Macaé: utilização de salas de aula de colégio público por faculdade particular revolta comunidade escolar

Núcleo do Sepe (Estadual dos Profissionais de Educação) mobiliza parlamentares para impedir perda de patrimônio públicoO núcleo de Macaé (RJ) do Sindicato Estadual dos Profissionais de Educação (Sepe) iniciou uma campanha em defesa do Colégio Estadual Luiz Reid, mobilizando a comunidade escolar e autoridades parlamentares para barrar os ataques ao patrimônio público. Quatro salas de aula do prédio principal da escola foram entregues para a utilização por uma faculdade particular, que pretende abrir quatro novos cursos no local.

Durante todo o ano de 2007, a comunidade escolar se manteve em mobilização permanente para evitar a perda do patrimônio público. A direção da Coordenaria de Educação Norte Fluminense 2 (CNF2), porém, não deu ouvidos às reclamações e apoiou a idéia da entrega das salas, além de reprimir a mobilização na escola.

A denúncia de oito professores à polícia, acusados de injúria depois da realização de uma passeata, foi só uma das atitudes repressivas tomadas pela direção da CNF2, numa nítida demonstração de falta de democracia e de intimidação do movimento. A denúncia redundou num processo judicial contra os oito profissionais de educação na comarca de Macaé.

Os fatos
No dia 9 de agosto de 2007, os profissionais do Colégio Luiz Reid participaram de uma manifestação pública para demonstrar sua indignação contra alguns acontecimentos que envolviam ações da CNF2 contra a escola, tais como solicitação de salas de aula para a instalação de cursos de uma faculdade privada no local, exoneração da equipe de direção da unidade, eleita pela categoria e pelos alunos, sob a alegação de desobediência que, supostamente, teria como justificativa a direção exonerada ter se negado a entregar as salas para a Faculdade de Filosofia de Macaé; 3) a substituição da direção exonerada por uma outra, imposta, sem consulta prévia à comunidade e sem esclarecimento sob o por que da direção anterior ter sido exonerada; e pela legalização da área da escola. A passeata reuniu mais de 200 pessoas, entre alunos, professores e responsáveis, que ocuparam as ruas para defender a escola pública.
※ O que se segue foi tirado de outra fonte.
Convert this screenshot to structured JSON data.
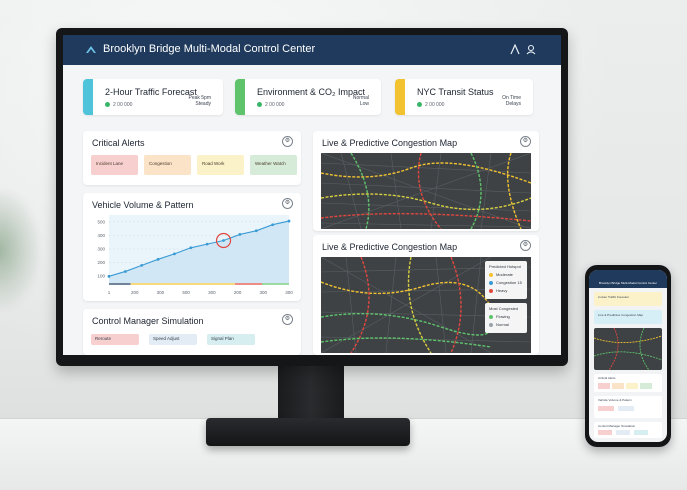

Ao chegar na Coordenaria, a manifestação tentou, pacificamente, conversar com a coordenadora regional que, após receber a comissão, acionou a polícia e, ainda deu queixa contra alguns dos professores. Os manifestantes foram acusados por ela de danificar o patrimônio público, quebrando as janelas do prédio, que, como é sabido por todos, estava em reforma. O que ocorreu na verdade foi o descolamento de um vidro de uma janela que estava sendo pintada. Cabe lembrar que, prontamente, os manifestantes se responsabilizaram pelo problema e se dispuseram a pagar os prejuízos, o que foi prontamente descartado pela coordenadora. Ela também colocou na sua queixa uma acusação de “desaparecimento de documentos”, outra alegação falsa.